Institute of Fundamental and Frontier Sciences at the University of Electronic Science and Technology of China, Chengdu, China.
College of Computer Science and Engineering, Northeast Forestry University, Harbin, China.
Brief Bioinform. 2021 Jul 20;22(4). doi: 10.1093/bib/bbaa263.
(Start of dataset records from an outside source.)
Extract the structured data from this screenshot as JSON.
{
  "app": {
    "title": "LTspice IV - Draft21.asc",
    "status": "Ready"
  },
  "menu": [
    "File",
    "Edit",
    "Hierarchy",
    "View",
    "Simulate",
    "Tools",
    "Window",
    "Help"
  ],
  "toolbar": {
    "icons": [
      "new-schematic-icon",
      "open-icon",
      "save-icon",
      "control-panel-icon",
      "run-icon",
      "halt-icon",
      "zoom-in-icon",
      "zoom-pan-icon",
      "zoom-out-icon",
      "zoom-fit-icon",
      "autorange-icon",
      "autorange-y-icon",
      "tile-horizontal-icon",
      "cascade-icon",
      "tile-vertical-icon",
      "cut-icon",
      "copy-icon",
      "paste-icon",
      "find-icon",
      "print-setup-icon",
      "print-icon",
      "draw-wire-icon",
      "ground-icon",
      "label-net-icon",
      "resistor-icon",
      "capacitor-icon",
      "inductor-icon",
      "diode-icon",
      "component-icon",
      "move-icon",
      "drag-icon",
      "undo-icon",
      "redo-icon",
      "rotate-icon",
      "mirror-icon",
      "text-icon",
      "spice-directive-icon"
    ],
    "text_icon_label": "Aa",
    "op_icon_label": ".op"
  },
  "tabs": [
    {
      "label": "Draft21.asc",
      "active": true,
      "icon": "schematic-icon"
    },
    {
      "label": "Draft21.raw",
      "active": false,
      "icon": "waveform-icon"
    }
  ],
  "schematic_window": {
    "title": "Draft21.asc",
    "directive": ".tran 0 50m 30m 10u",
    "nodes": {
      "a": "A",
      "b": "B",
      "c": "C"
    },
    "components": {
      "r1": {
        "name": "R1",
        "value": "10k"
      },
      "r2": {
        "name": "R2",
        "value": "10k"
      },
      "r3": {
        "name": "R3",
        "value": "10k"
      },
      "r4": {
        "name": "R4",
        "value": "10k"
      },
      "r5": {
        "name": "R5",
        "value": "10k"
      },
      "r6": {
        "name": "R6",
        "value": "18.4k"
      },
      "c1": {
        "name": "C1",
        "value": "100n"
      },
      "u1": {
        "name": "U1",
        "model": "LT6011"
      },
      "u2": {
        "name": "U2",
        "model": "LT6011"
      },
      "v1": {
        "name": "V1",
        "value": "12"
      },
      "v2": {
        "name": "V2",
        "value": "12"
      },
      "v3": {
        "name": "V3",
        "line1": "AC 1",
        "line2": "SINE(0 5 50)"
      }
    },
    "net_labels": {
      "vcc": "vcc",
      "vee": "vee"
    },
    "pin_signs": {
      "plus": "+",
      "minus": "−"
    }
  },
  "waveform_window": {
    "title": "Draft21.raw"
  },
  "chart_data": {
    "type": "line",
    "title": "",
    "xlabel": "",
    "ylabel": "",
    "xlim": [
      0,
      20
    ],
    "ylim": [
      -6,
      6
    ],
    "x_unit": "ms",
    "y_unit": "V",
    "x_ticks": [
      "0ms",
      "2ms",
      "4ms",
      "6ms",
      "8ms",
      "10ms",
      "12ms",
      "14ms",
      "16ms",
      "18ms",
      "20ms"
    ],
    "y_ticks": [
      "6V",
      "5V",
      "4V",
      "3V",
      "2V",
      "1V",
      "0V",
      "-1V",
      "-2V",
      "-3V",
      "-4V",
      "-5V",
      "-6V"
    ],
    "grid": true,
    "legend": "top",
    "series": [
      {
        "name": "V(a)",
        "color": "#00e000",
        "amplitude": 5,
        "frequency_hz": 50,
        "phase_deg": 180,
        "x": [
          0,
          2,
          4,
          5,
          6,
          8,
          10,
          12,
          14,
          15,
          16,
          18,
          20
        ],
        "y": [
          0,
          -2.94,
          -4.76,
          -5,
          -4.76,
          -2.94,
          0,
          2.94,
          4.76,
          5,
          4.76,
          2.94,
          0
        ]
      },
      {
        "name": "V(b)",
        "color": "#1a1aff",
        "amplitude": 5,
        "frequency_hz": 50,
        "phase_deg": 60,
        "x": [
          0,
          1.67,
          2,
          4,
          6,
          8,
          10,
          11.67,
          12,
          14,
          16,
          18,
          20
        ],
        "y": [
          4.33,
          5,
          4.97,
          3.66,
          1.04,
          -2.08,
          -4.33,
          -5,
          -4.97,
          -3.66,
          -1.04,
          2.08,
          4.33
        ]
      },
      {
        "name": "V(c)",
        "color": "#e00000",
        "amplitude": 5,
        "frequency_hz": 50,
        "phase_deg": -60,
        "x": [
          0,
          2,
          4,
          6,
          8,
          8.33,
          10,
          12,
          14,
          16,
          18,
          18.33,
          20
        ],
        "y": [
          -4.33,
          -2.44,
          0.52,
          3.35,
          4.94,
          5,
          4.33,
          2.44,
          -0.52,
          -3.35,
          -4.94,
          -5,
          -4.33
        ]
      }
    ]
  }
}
Over the last decade, genome-wide association studies (GWAS) have discovered thousands of genetic variants underlying complex human diseases and agriculturally important traits. These findings have been utilized to dissect the biological basis of diseases, to develop new drugs, to advance precision medicine and to boost breeding. However, the potential of GWAS is still underexploited due to methodological limitations. Many challenges have emerged, including detecting epistasis and single-nucleotide polymorphisms (SNPs) with small effects and distinguishing causal variants from other SNPs associated through linkage disequilibrium. These issues have motivated advancements in GWAS analyses in two contrasting cultures-statistical modelling and machine learning. In this review, we systematically present the basic concepts and the benefits and limitations in both methods. We further discuss recent efforts to mitigate their weaknesses. Additionally, we summarize the state-of-the-art tools for detecting the missed signals, ultrarare mutations and gene-gene interactions and for prioritizing SNPs. Our work can offer both theoretical and practical guidelines for performing GWAS analyses and for developing further new robust methods to fully exploit the potential of GWAS.
在过去的十年中,全基因组关联研究(GWAS)发现了数千个与复杂人类疾病和农业重要性状相关的遗传变异。这些发现被用于剖析疾病的生物学基础,开发新药,推进精准医学,以及促进育种。然而,由于方法学的限制,GWAS 的潜力仍未得到充分利用。出现了许多挑战,包括检测上位性和具有小效应的单核苷酸多态性(SNPs),以及区分因果变异与通过连锁不平衡相关的其他 SNPs。这些问题促使 GWAS 分析在两种截然不同的文化中取得了进展——统计建模和机器学习。在这篇综述中,我们系统地介绍了这两种方法的基本概念、优势和局限性。我们进一步讨论了最近为减轻其弱点所做的努力。此外,我们总结了用于检测遗漏信号、超稀有突变和基因-基因相互作用以及优先考虑 SNPs 的最新工具。我们的工作可以为进行 GWAS 分析以及开发进一步的新稳健方法以充分利用 GWAS 的潜力提供理论和实践指导。